Rework the warning for 'memset(p, 0, sizeof(p))' where 'p' is a pointer
and the programmer intended to write 'sizeof(*p)'. There are several
elements to the new version:

1) The actual expressions are compared in order to more accurately flag
   the case where the pattern that works for an array has been used, or
   a '*' has been omitted.
2) Only do a loose type-based check for record types. This prevents us
   from warning when we happen to be copying around chunks of data the
   size of a pointer and the pointer types for the sizeof and
   source/dest match.
3) Move all the diagnostics behind the runtime diagnostic filter. Not
   sure this is really important for this particular diagnostic, but
   almost everything else in SemaChecking.cpp does so.
4) Make the wording of the diagnostic more precise and informative. At
   least to my eyes.
5) Provide highlighting for the two expressions which had the unexpected
   similarity.
6) Place this diagnostic under a flag: -Wsizeof-pointer-memaccess

This uses the Stmt::Profile system for computing #1. Because of the
potential cost, this is guarded by the warning flag.

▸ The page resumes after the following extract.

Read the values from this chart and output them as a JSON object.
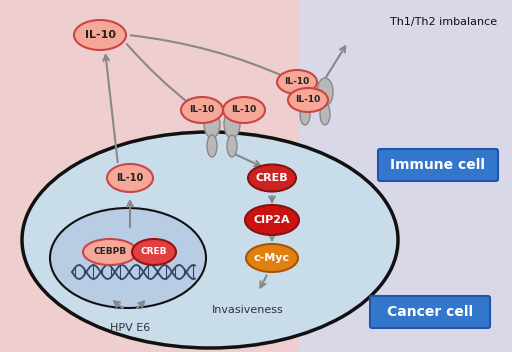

I'd be interested
in feedback on how bad this is in practice; I would expect it to be
quite cheap in practice. Ideas for a cheaper / better way to do this are
also welcome.

The diagnostic wording could likely use some further wordsmithing.
Suggestions welcome here. The goals I had were to: clarify that its the
interaction of 'memset' and 'sizeof' and give more reasonable
suggestions for a resolution.

An open question is whether these diagnostics should have the note
attached for silencing by casting the dest/source pointer to void*.